10. “Optimal” Scoring Model

 

Description:

 

Utilizing particular quintiles from the single-variable models and a mean-variance optimizer, we were able to determine the “optimal” weights, or scores, for each quintile.  Each quintile is essentially a single portfolio, with a related expected return (mean), standard deviation, and covariance with the other quintile portfolios.

 

We selected six quintile portfolios, and utilized our in-sample data (1988-1998) to generate the “optimal” weights.  Our only constraint was that the standard deviation of the monthly returns of the portfolio of quintile portfolios would equal that of the market (S&P 500).  The quintile portfolios and related weights (scores) are listed below.  Note that the weights (scores) were generated from the mean-variance optimizer, using the equal-weighted quintile portfolio monthly returns as the data set.

 

Factor

Quintile #

Score

FY1 Yield

1

3.42

FY1 Yield

2

0.64

FY1 Yield

5

-1.20

FY1 Rev Ratio

1

0.04

Div. Yield

1

0.92

LTM EPS Yield

1

-2.83

 

Utilizing the above weights, or scores, the in-sample time period would have produced a monthly return of 3.74%, with a standard deviation of 3.78%.  This represents a monthly excess return of 2.21%.

 

The real test, however, comes when testing the scoring model for the out of sample time period (1999-2003).

 

Analysis

 

Equal Weighted:           Particularly noteworthy is that during the in-sample time period quintiles 1 and 2 have essentially the same annualized average return (25.24% and 26.15% respectively), but quintile 1 has significantly lower volatility (11.1% versus 15.8% respectively).  Furthermore, quintile 2 has a turnover ratio more than 1.5 times that of quintile 1.

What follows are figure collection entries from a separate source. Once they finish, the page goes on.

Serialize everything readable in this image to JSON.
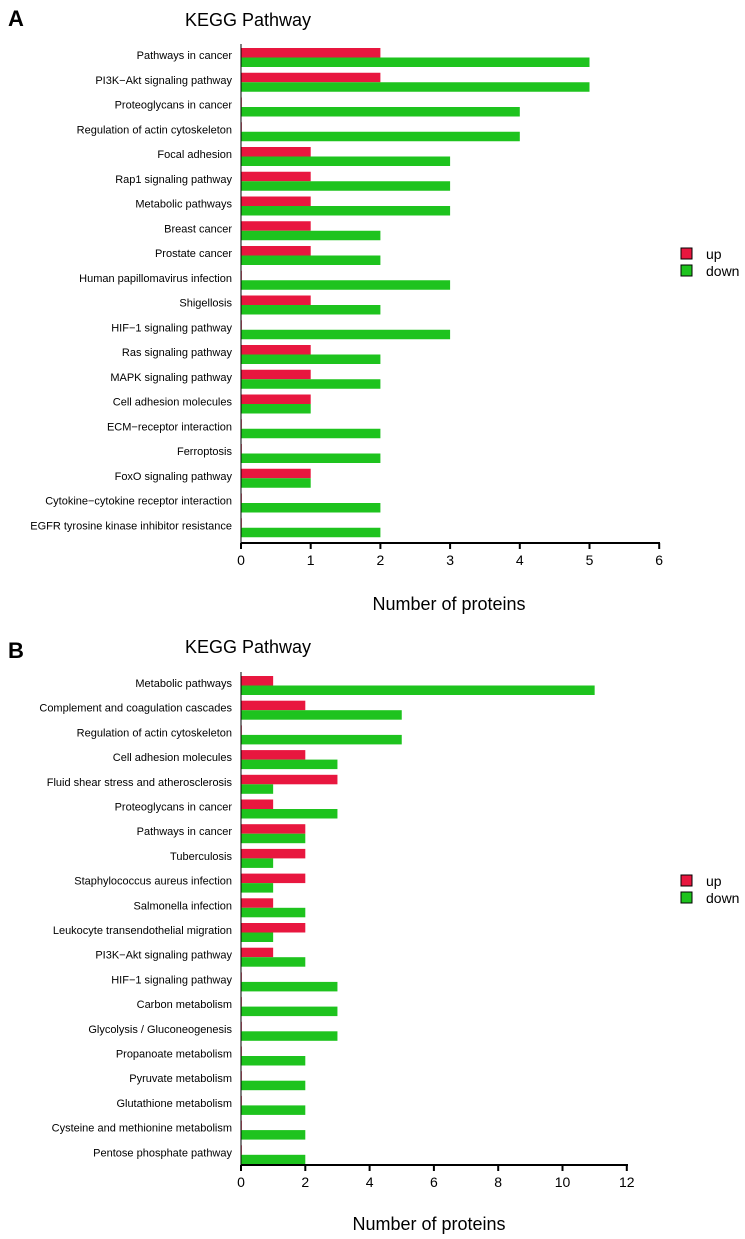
{
  "colors": {
    "up": "#e8173f",
    "down": "#1ec31e",
    "axis": "#000000"
  },
  "chart_data": [
    {
      "panel": "A",
      "type": "bar",
      "orientation": "horizontal",
      "title": "KEGG Pathway",
      "xlabel": "Number of proteins",
      "xlim": [
        0,
        6
      ],
      "xticks": [
        0,
        1,
        2,
        3,
        4,
        5,
        6
      ],
      "legend_position": "right",
      "categories": [
        "Pathways in cancer",
        "PI3K−Akt signaling pathway",
        "Proteoglycans in cancer",
        "Regulation of actin cytoskeleton",
        "Focal adhesion",
        "Rap1 signaling pathway",
        "Metabolic pathways",
        "Breast cancer",
        "Prostate cancer",
        "Human papillomavirus infection",
        "Shigellosis",
        "HIF−1 signaling pathway",
        "Ras signaling pathway",
        "MAPK signaling pathway",
        "Cell adhesion molecules",
        "ECM−receptor interaction",
        "Ferroptosis",
        "FoxO signaling pathway",
        "Cytokine−cytokine receptor interaction",
        "EGFR tyrosine kinase inhibitor resistance"
      ],
      "series": [
        {
          "name": "up",
          "values": [
            2,
            2,
            0,
            0,
            1,
            1,
            1,
            1,
            1,
            0,
            1,
            0,
            1,
            1,
            1,
            0,
            0,
            1,
            0,
            0
          ]
        },
        {
          "name": "down",
          "values": [
            5,
            5,
            4,
            4,
            3,
            3,
            3,
            2,
            2,
            3,
            2,
            3,
            2,
            2,
            1,
            2,
            2,
            1,
            2,
            2
          ]
        }
      ]
    },
    {
      "panel": "B",
      "type": "bar",
      "orientation": "horizontal",
      "title": "KEGG Pathway",
      "xlabel": "Number of proteins",
      "xlim": [
        0,
        12
      ],
      "xticks": [
        0,
        2,
        4,
        6,
        8,
        10,
        12
      ],
      "legend_position": "right",
      "categories": [
        "Metabolic pathways",
        "Complement and coagulation cascades",
        "Regulation of actin cytoskeleton",
        "Cell adhesion molecules",
        "Fluid shear stress and atherosclerosis",
        "Proteoglycans in cancer",
        "Pathways in cancer",
        "Tuberculosis",
        "Staphylococcus aureus infection",
        "Salmonella infection",
        "Leukocyte transendothelial migration",
        "PI3K−Akt signaling pathway",
        "HIF−1 signaling pathway",
        "Carbon metabolism",
        "Glycolysis / Gluconeogenesis",
        "Propanoate metabolism",
        "Pyruvate metabolism",
        "Glutathione metabolism",
        "Cysteine and methionine metabolism",
        "Pentose phosphate pathway"
      ],
      "series": [
        {
          "name": "up",
          "values": [
            1,
            2,
            0,
            2,
            3,
            1,
            2,
            2,
            2,
            1,
            2,
            1,
            0,
            0,
            0,
            0,
            0,
            0,
            0,
            0
          ]
        },
        {
          "name": "down",
          "values": [
            11,
            5,
            5,
            3,
            1,
            3,
            2,
            1,
            1,
            2,
            1,
            2,
            3,
            3,
            3,
            2,
            2,
            2,
            2,
            2
          ]
        }
      ]
    }
  ]
}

                                   

                                    With regards to relative performance, quintile 1 performs best (i.e., higher return) through 1992, but performs worse than quintile 2 thereafter.  A long/short strategy of long quintile 2 and short quintile 5 during would have outperformed the market by a significantly.  Note the five-year cumulative return data in the table below.

 

Value Weighted:           The value-weighted portfolios offer some interesting data.  Quintile 5 has been the worst performer in seven of the past nine years.  In 2003 quintile 5 was the second-to-worst performing of the value-weighted portfolios.  A long/short strategy (long quintile 1 and short portfolio 5) would have performed very well in the out of sample time period.  The strategy would have produced excess returns in all but one of the years.  In 1999 the strategy would have returned a loss of 34%, while the market generated a positive return of 21%.  The underperformance of this strategy in 1999, however, would have been erased by the large out performance in the subsequent years. 

                                   

                                    Of some concern is the turnover ratio of quintile 5.  Although we have not quantified the trading costs and their effects on returns, a 45% turnover ratio appears high and may minimize the potential for realizing the returns of a long/short strategy.

 

Conclusion:

 

This “optimal” scoring model generates very attractive returns in the out of sample time period.  Despite a significant loss in 1999, the loss turns into a significant profit in the subsequent years.  These profits in 2000 through 2003 are largely attributable to the ability of the scoring model to identify the “losers” (quintile 5).  If one had implemented this strategy in the beginning of 1999, patience and commitment to the model would have been critical in realizing the profits generated in the subsequent time periods.  Furthermore, it is possible that trading costs would have severely reduced the returns represented by this model.